Mit dem OLG Köln ist das Gericht der Auffassung, dass ein Lichtbild, das der Beklagte und Widerkläger zur Nutzung im Rahmen einer CC-Lizenz unentgeltlich zur Verfügung stellt, mit einem objektiven Wert von 0,00 € zu bemessen ist. Auch eine Verdoppelung im Hinblick auf einen Verletzerzuschlag führt zu keinem höheren Wert. Daran ändert auch der Umstand nichts, dass der Beklagte die unentgeltliche Benutzung nur unter Werbegesichtspunkten – und folglich unter Nennung seines Namens – zugelassen haben will. Dies stellt lediglich das Motiv des Beklagten für die Erlaubnis zur unentgeltlichen Nutzung dar. Das Gericht ist jedoch nicht der Auffassung, dass sich hierdurch der objektive Wert erhöht.
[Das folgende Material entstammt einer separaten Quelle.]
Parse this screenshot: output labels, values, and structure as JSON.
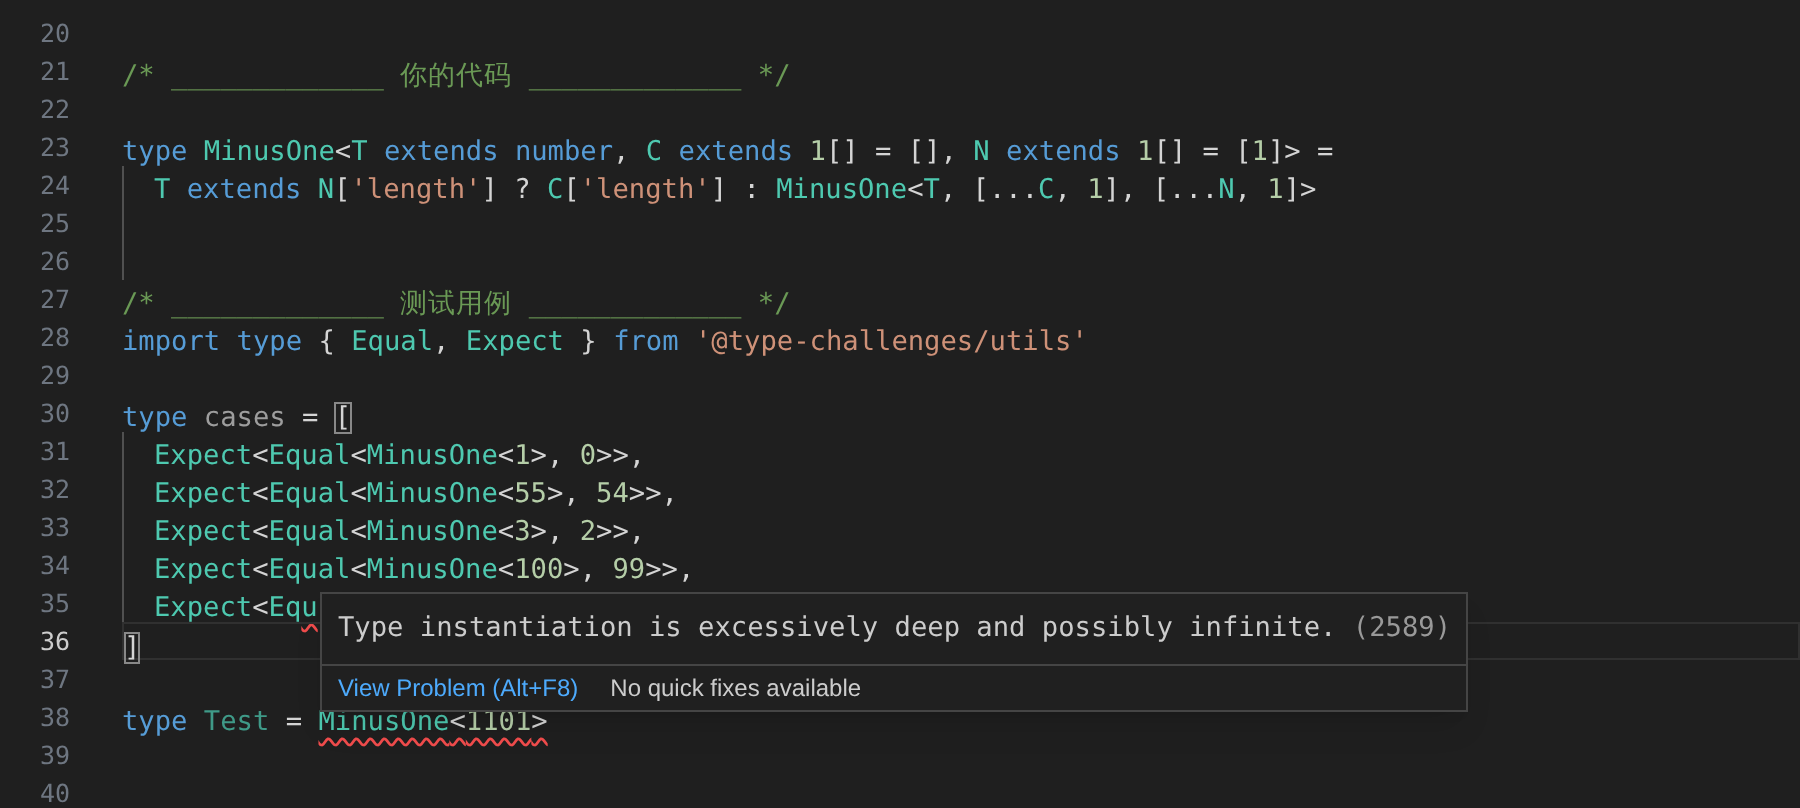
{
  "editor": {
    "lines": [
      {
        "number": "20",
        "current": false,
        "indent_guide": false
      },
      {
        "number": "21",
        "current": false,
        "indent_guide": false,
        "tokens": [
          {
            "kind": "comment",
            "text": "/* _____________ 你的代码 _____________ */"
          }
        ]
      },
      {
        "number": "22",
        "current": false,
        "indent_guide": false
      },
      {
        "number": "23",
        "current": false,
        "indent_guide": false,
        "tokens": [
          {
            "kind": "keyword",
            "text": "type "
          },
          {
            "kind": "type",
            "text": "MinusOne"
          },
          {
            "kind": "plain",
            "text": "<"
          },
          {
            "kind": "type",
            "text": "T"
          },
          {
            "kind": "keyword",
            "text": " extends number"
          },
          {
            "kind": "plain",
            "text": ", "
          },
          {
            "kind": "type",
            "text": "C"
          },
          {
            "kind": "keyword",
            "text": " extends "
          },
          {
            "kind": "number",
            "text": "1"
          },
          {
            "kind": "plain",
            "text": "[] = [], "
          },
          {
            "kind": "type",
            "text": "N"
          },
          {
            "kind": "keyword",
            "text": " extends "
          },
          {
            "kind": "number",
            "text": "1"
          },
          {
            "kind": "plain",
            "text": "[] = ["
          },
          {
            "kind": "number",
            "text": "1"
          },
          {
            "kind": "plain",
            "text": "]> ="
          }
        ]
      },
      {
        "number": "24",
        "current": false,
        "indent_guide": true,
        "tokens": [
          {
            "kind": "type",
            "text": "T"
          },
          {
            "kind": "keyword",
            "text": " extends "
          },
          {
            "kind": "type",
            "text": "N"
          },
          {
            "kind": "plain",
            "text": "["
          },
          {
            "kind": "string",
            "text": "'length'"
          },
          {
            "kind": "plain",
            "text": "] ? "
          },
          {
            "kind": "type",
            "text": "C"
          },
          {
            "kind": "plain",
            "text": "["
          },
          {
            "kind": "string",
            "text": "'length'"
          },
          {
            "kind": "plain",
            "text": "] : "
          },
          {
            "kind": "type",
            "text": "MinusOne"
          },
          {
            "kind": "plain",
            "text": "<"
          },
          {
            "kind": "type",
            "text": "T"
          },
          {
            "kind": "plain",
            "text": ", [..."
          },
          {
            "kind": "type",
            "text": "C"
          },
          {
            "kind": "plain",
            "text": ", "
          },
          {
            "kind": "number",
            "text": "1"
          },
          {
            "kind": "plain",
            "text": "], [..."
          },
          {
            "kind": "type",
            "text": "N"
          },
          {
            "kind": "plain",
            "text": ", "
          },
          {
            "kind": "number",
            "text": "1"
          },
          {
            "kind": "plain",
            "text": "]>"
          }
        ]
      },
      {
        "number": "25",
        "current": false,
        "indent_guide": true
      },
      {
        "number": "26",
        "current": false,
        "indent_guide": true
      },
      {
        "number": "27",
        "current": false,
        "indent_guide": false,
        "tokens": [
          {
            "kind": "comment",
            "text": "/* _____________ 测试用例 _____________ */"
          }
        ]
      },
      {
        "number": "28",
        "current": false,
        "indent_guide": false,
        "tokens": [
          {
            "kind": "keyword",
            "text": "import type "
          },
          {
            "kind": "plain",
            "text": "{ "
          },
          {
            "kind": "type",
            "text": "Equal"
          },
          {
            "kind": "plain",
            "text": ", "
          },
          {
            "kind": "type",
            "text": "Expect"
          },
          {
            "kind": "plain",
            "text": " } "
          },
          {
            "kind": "keyword",
            "text": "from "
          },
          {
            "kind": "string",
            "text": "'@type-challenges/utils'"
          }
        ]
      },
      {
        "number": "29",
        "current": false,
        "indent_guide": false
      },
      {
        "number": "30",
        "current": false,
        "indent_guide": false,
        "tokens": [
          {
            "kind": "keyword",
            "text": "type "
          },
          {
            "kind": "faded-plain",
            "text": "cases"
          },
          {
            "kind": "plain",
            "text": " = "
          },
          {
            "kind": "bracket-match",
            "text": "["
          }
        ]
      },
      {
        "number": "31",
        "current": false,
        "indent_guide": true,
        "tokens": [
          {
            "kind": "type",
            "text": "Expect"
          },
          {
            "kind": "plain",
            "text": "<"
          },
          {
            "kind": "type",
            "text": "Equal"
          },
          {
            "kind": "plain",
            "text": "<"
          },
          {
            "kind": "type",
            "text": "MinusOne"
          },
          {
            "kind": "plain",
            "text": "<"
          },
          {
            "kind": "number",
            "text": "1"
          },
          {
            "kind": "plain",
            "text": ">, "
          },
          {
            "kind": "number",
            "text": "0"
          },
          {
            "kind": "plain",
            "text": ">>,"
          }
        ]
      },
      {
        "number": "32",
        "current": false,
        "indent_guide": true,
        "tokens": [
          {
            "kind": "type",
            "text": "Expect"
          },
          {
            "kind": "plain",
            "text": "<"
          },
          {
            "kind": "type",
            "text": "Equal"
          },
          {
            "kind": "plain",
            "text": "<"
          },
          {
            "kind": "type",
            "text": "MinusOne"
          },
          {
            "kind": "plain",
            "text": "<"
          },
          {
            "kind": "number",
            "text": "55"
          },
          {
            "kind": "plain",
            "text": ">, "
          },
          {
            "kind": "number",
            "text": "54"
          },
          {
            "kind": "plain",
            "text": ">>,"
          }
        ]
      },
      {
        "number": "33",
        "current": false,
        "indent_guide": true,
        "tokens": [
          {
            "kind": "type",
            "text": "Expect"
          },
          {
            "kind": "plain",
            "text": "<"
          },
          {
            "kind": "type",
            "text": "Equal"
          },
          {
            "kind": "plain",
            "text": "<"
          },
          {
            "kind": "type",
            "text": "MinusOne"
          },
          {
            "kind": "plain",
            "text": "<"
          },
          {
            "kind": "number",
            "text": "3"
          },
          {
            "kind": "plain",
            "text": ">, "
          },
          {
            "kind": "number",
            "text": "2"
          },
          {
            "kind": "plain",
            "text": ">>,"
          }
        ]
      },
      {
        "number": "34",
        "current": false,
        "indent_guide": true,
        "tokens": [
          {
            "kind": "type",
            "text": "Expect"
          },
          {
            "kind": "plain",
            "text": "<"
          },
          {
            "kind": "type",
            "text": "Equal"
          },
          {
            "kind": "plain",
            "text": "<"
          },
          {
            "kind": "type",
            "text": "MinusOne"
          },
          {
            "kind": "plain",
            "text": "<"
          },
          {
            "kind": "number",
            "text": "100"
          },
          {
            "kind": "plain",
            "text": ">, "
          },
          {
            "kind": "number",
            "text": "99"
          },
          {
            "kind": "plain",
            "text": ">>,"
          }
        ]
      },
      {
        "number": "35",
        "current": false,
        "indent_guide": true,
        "tokens": [
          {
            "kind": "type",
            "text": "Expect"
          },
          {
            "kind": "plain",
            "text": "<"
          },
          {
            "kind": "type",
            "text": "Eq"
          },
          {
            "kind": "type-error",
            "text": "u"
          }
        ]
      },
      {
        "number": "36",
        "current": true,
        "indent_guide": false,
        "tokens": [
          {
            "kind": "bracket-match",
            "text": "]"
          }
        ]
      },
      {
        "number": "37",
        "current": false,
        "indent_guide": false
      },
      {
        "number": "38",
        "current": false,
        "indent_guide": false,
        "tokens": [
          {
            "kind": "keyword",
            "text": "type "
          },
          {
            "kind": "faded-type",
            "text": "Test"
          },
          {
            "kind": "plain",
            "text": " = "
          },
          {
            "kind": "type-error",
            "text": "MinusOne"
          },
          {
            "kind": "plain-error",
            "text": "<"
          },
          {
            "kind": "number-error",
            "text": "1101"
          },
          {
            "kind": "plain-error",
            "text": ">"
          }
        ]
      },
      {
        "number": "39",
        "current": false,
        "indent_guide": false
      },
      {
        "number": "40",
        "current": false,
        "indent_guide": false
      }
    ]
  },
  "hover": {
    "message": "Type instantiation is excessively deep and possibly infinite.",
    "code": "(2589)",
    "action": "View Problem (Alt+F8)",
    "status": "No quick fixes available"
  }
}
Ein gesonderter wirtschaftlicher Wert ist in der unterlassenen Namensnennung nicht zu sehen.
Die Widerklage war daher als unbegründet abzuweisen.
III.
Die Entscheidung über die Kosten hat ihre Grundlage in § 91 Abs. 1 ZPO i.V.m. § 91a ZPO. Aus dem oben Gesagten ergibt sich, dass die negative Feststellungsklage voraussichtlich erfolgreich gewesen wäre.
Die Entscheidung über die vorläufige Vollstreckbarkeit beruht auf §§ 708 Nr. 11, 711, 713 ZPO.